Depuis plus d’une semaine, la Monnaie de Pessac est en grève. Les ouvriers demandent la réintégration d’un des leurs, Stéphane Lalanne, licencié à la fin de son congé sabbatique. Le point d’orgue d’une carrière galère.

Un des collègues de Stéphane le dit « pas grande gueule ». On le croit puisque nous même on a du mal à l’entendre. Stéphane Lalanne ne parle pas fort. Il suffit qu’une voiture passe ou que des voisins de table entament une autre discussion et voilà que son timbre de voix est couvert par le bruit environnant.
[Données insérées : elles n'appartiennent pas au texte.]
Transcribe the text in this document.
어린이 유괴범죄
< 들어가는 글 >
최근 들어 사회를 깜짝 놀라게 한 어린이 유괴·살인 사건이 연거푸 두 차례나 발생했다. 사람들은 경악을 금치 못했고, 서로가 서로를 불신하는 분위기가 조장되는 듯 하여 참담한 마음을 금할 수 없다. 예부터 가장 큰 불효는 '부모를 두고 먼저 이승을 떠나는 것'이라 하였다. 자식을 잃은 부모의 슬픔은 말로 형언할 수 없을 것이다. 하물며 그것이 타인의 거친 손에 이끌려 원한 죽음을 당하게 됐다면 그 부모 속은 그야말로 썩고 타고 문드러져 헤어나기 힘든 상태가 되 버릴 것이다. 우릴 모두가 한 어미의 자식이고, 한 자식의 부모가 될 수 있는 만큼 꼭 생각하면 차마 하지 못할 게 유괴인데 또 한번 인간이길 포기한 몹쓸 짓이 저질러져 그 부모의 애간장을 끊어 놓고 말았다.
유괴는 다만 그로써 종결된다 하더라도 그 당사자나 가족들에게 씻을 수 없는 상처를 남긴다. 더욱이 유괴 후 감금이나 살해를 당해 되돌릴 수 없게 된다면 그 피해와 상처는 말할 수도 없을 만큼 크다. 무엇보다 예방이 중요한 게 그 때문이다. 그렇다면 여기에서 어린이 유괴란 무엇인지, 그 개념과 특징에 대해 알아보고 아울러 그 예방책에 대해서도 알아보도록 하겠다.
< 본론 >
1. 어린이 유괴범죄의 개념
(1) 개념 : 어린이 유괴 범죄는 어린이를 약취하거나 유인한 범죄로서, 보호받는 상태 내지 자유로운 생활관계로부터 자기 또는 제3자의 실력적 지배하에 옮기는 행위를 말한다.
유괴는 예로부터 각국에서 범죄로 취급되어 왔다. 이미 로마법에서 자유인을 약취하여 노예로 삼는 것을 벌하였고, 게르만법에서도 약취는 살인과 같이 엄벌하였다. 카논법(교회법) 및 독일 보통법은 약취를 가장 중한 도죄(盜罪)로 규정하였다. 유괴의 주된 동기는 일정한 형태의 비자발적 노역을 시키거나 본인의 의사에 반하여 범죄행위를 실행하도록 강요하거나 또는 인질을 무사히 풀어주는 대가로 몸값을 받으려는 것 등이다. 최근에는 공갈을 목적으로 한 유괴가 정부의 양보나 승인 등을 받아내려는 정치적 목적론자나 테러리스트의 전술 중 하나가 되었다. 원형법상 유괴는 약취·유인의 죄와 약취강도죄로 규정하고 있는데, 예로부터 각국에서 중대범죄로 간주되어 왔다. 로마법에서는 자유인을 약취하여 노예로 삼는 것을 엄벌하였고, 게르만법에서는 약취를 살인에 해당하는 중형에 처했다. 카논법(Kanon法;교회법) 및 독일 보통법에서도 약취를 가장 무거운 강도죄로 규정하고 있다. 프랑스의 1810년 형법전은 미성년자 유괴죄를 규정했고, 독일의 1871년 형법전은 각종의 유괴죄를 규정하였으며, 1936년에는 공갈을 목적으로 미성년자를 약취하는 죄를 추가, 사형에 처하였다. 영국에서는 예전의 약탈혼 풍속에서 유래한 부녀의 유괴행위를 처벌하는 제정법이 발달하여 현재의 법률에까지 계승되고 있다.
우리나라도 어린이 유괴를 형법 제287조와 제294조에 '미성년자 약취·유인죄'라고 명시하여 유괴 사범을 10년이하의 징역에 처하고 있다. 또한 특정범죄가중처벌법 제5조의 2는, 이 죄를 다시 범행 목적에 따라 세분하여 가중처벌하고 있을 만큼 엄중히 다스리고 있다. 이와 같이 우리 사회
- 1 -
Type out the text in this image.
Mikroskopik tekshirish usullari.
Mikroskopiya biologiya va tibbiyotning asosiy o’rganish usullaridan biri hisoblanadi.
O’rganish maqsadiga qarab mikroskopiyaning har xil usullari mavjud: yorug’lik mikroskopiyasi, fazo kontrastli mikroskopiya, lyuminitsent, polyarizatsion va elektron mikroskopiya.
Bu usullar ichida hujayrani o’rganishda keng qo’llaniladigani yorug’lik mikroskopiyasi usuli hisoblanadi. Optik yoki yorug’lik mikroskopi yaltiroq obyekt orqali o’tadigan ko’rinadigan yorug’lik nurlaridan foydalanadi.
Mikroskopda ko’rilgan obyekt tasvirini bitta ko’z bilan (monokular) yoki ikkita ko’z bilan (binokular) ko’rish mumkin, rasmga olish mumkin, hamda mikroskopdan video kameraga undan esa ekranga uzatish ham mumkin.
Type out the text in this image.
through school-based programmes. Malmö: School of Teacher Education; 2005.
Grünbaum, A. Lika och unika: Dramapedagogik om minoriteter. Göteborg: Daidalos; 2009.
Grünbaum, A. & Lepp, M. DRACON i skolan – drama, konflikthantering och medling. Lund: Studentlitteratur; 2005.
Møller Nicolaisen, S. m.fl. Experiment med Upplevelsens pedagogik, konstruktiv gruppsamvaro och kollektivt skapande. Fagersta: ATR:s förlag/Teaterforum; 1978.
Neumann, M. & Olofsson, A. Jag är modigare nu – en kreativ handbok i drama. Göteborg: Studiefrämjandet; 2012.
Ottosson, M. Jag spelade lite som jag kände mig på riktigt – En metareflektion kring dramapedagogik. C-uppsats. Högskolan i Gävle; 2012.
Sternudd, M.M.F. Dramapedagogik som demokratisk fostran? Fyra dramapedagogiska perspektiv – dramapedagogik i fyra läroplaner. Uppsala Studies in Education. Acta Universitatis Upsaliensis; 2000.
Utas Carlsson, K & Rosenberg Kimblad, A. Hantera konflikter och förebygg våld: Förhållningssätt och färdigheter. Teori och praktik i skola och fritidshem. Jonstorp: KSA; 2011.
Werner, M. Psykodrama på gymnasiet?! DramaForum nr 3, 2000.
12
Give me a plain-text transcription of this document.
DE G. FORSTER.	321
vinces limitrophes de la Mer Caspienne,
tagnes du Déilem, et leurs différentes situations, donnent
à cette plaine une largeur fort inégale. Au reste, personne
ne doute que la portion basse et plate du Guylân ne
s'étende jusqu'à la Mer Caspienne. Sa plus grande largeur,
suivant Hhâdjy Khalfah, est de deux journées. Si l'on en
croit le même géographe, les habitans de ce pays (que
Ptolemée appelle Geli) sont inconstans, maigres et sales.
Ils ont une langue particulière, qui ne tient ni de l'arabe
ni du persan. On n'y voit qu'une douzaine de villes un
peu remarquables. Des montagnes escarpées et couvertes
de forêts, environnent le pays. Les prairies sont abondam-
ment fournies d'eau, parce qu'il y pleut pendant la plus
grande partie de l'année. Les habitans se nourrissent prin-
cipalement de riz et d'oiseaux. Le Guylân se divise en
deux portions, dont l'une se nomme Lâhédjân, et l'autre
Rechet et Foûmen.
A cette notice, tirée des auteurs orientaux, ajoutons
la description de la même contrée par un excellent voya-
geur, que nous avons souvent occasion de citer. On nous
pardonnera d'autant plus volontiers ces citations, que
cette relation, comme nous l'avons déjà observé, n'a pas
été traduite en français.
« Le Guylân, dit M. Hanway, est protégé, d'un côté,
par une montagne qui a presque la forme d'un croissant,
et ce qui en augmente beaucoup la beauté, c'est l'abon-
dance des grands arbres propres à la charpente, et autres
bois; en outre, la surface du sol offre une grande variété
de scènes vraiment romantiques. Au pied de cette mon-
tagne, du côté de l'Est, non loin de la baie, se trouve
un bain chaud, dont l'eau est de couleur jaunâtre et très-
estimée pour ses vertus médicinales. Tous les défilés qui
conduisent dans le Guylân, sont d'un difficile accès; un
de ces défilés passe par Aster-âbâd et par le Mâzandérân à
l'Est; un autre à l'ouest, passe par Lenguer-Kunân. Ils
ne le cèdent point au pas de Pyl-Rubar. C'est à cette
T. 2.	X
Mais bon, l’ouvrier de la Monnaie de Pessac est bien obligé de l’ouvrir pour espérer se faire entendre : après 11 mois de congés sabbatique, il se retrouve licencié. Depuis le 10 octobre, ses collègues se sont mis en grève à l’appel de la CGT (à 80% des ouvriers le premier jour, environ 50% une semaine plus tard).

Les syndiqués et soutiens de Stéphane en pleine discussion avec Virginie Calmels (Xavier Ridon/Rue89 Bordeaux)

Les syndiqués et soutiens de Stéphane en pleine discussion avec Virginie Calmels (Xavier Ridon/Rue89 Bordeaux)

Ce lundi, leur cortège parcourt Bordeaux, à la rencontre des directions de l’inspection du travail, des conseils régional et départemental, de la préfecture, des Finances Publiques. Devant le Palais Rohan, il croise Virginie Calmels. La première adjointe à la mairie de Bordeaux s’arrête longuement, étonnée d’apprendre cette histoire et promettant d’écrire au PDG de la Monnaie.

Boom

Derrière Stéphane Lalanne, il y a 19 ans de boite à l’usine de la Monnaie de Paris à Pessac. Sorti en 1995 de l’école nationale supérieur de chimie, physique et biologie de Bordeaux (ENSCPB), sa carrière commence mal : il ne trouve pas de boulot et passe un an et demi au chômage.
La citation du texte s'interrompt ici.